The Weekly Word is a feature where I highlight a word that I stumbled over in a book, explain where it was found and what it actually means. Reading can expand your vocabulary as long as you don’t allow the same words to continue to trip you up.
In case you missed my more in depth explanation behind this feature, check out last week’s word, effluvium.
This week’s word is:
Where it was found:
It was found in the beginning of The Prince of Shadows by Rachel Caine, a bit of a retelling of Romeo and Juliet. It will be released on Tuesday, and I owe a review of it before then. (Off-topic advice: when requesting review copies, you should probably check which format it would be available in. I’m not very good at reading when it’s only available on my computer…) It was on page 23 of my electronic review copy.
“Do you dare mock me?”
“No.” I truly meant that. No one sane offered her direct insult. No one living could claim to have survived it.
She sat back with a doubting grunt and a frown. “If not mockery, then that gleam in your callow face must be hate.”
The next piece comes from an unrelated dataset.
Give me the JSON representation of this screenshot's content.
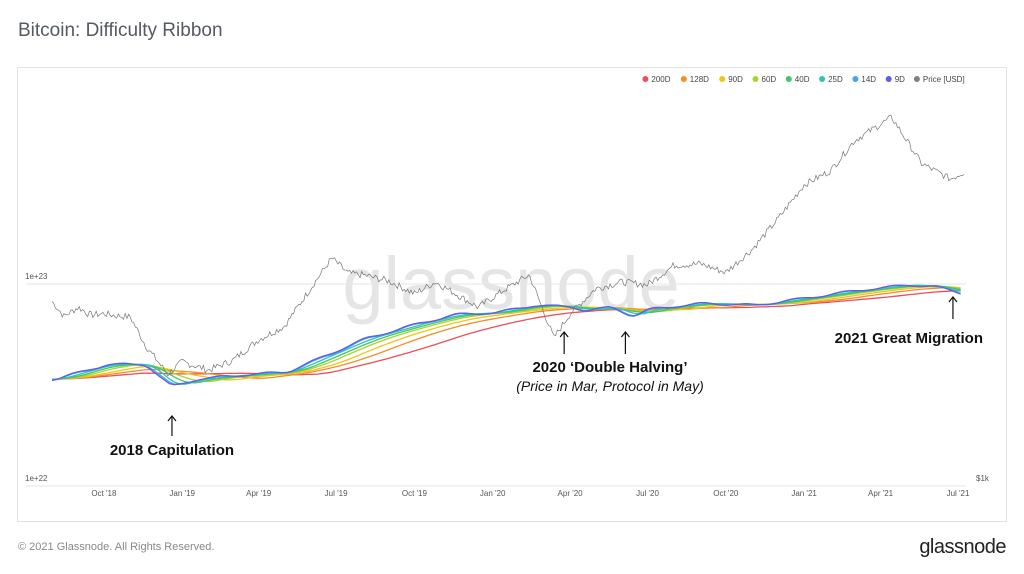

Of course it was. I hated her.
Why it confused me:
I guess I assumed that callow must mean gaunt, for some reason. But that didn’t seem right given the context. Did it mean hateful? Or perhaps cunning? There were too many ways I could take what was meant to discern the right meaning without looking it up.
What it means:
adj. (esp. of a young person) inexperienced and immature
Origin: Old English calu ‘bald’; probably from Latin calvus ‘bald.’ This was extended to mean ‘unfledged,’ which led to the present sense ‘immature.’